On Monday, political turmoil in Saudi Arabia boosted oil prices to their highest level in two and a half years. The country’s 32-year old crown price, Mohammed Bin Salman, ordered the arrest of much of the country’s top leadership. Such a move was apparently necessary to tackle corruption even as the young prince attempts to modernize the Saudi economy.

As a result, oil prices gained, with Brent crude increasing 3.4% to $64.27 a barrel and WTI crude rising 3% to $57.35 per barrel. Further, the oil rally led the Energy Select Sector SPDR (XLE) to advance 2.3%, becoming the biggest gainer among the key S&P 500 sectors.

Though skeptics are already depicting the spike as a temporary one, several factors may combine to boost oil prices for a longer period. Adding stocks from the oil sector to your portfolios looks like a smart move at this point.

Purge to Tackle Corruption or Advance Consolidation?

Since his elevation, the crown prince has been touting his Vision 2030 plan as the best way to channelize the Saudi kingdom’s oil based clout into broad based economic growth. His plans include economic diversification and selling off a near 5% stake in state-owned oil behemoth Aramco. These moves are aimed at making the country more investor friendly by boosting levels of transparency.

Yet there are major hurdles to be cleared before such a listing becomes possible. Allegations abound that a large chunk of the expenses of Saudi Arabia’s royalty show up on Aramco’s books. Meanwhile, Saturday’s purge has been ostensibly aimed at rooting out corruption at the very top.

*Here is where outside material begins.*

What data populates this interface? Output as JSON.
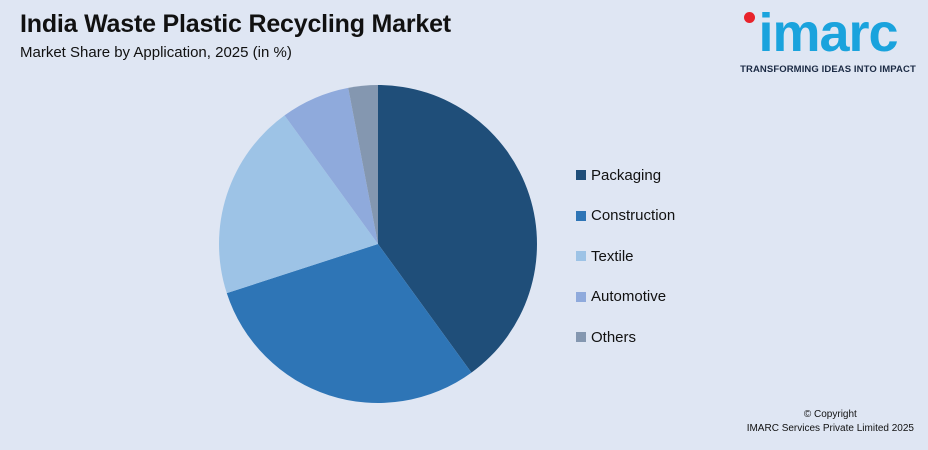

However, top Middle East analysts believe that this could only be a move to consolidate the young prince’s power. In the process, opposition to his plans could be swiftly removed. But at the same time, the Aramco stake sale may be threatened since investors would be weary of excessive political uncertainty. In this event, a private placement with investors from Russia and China seems more likely.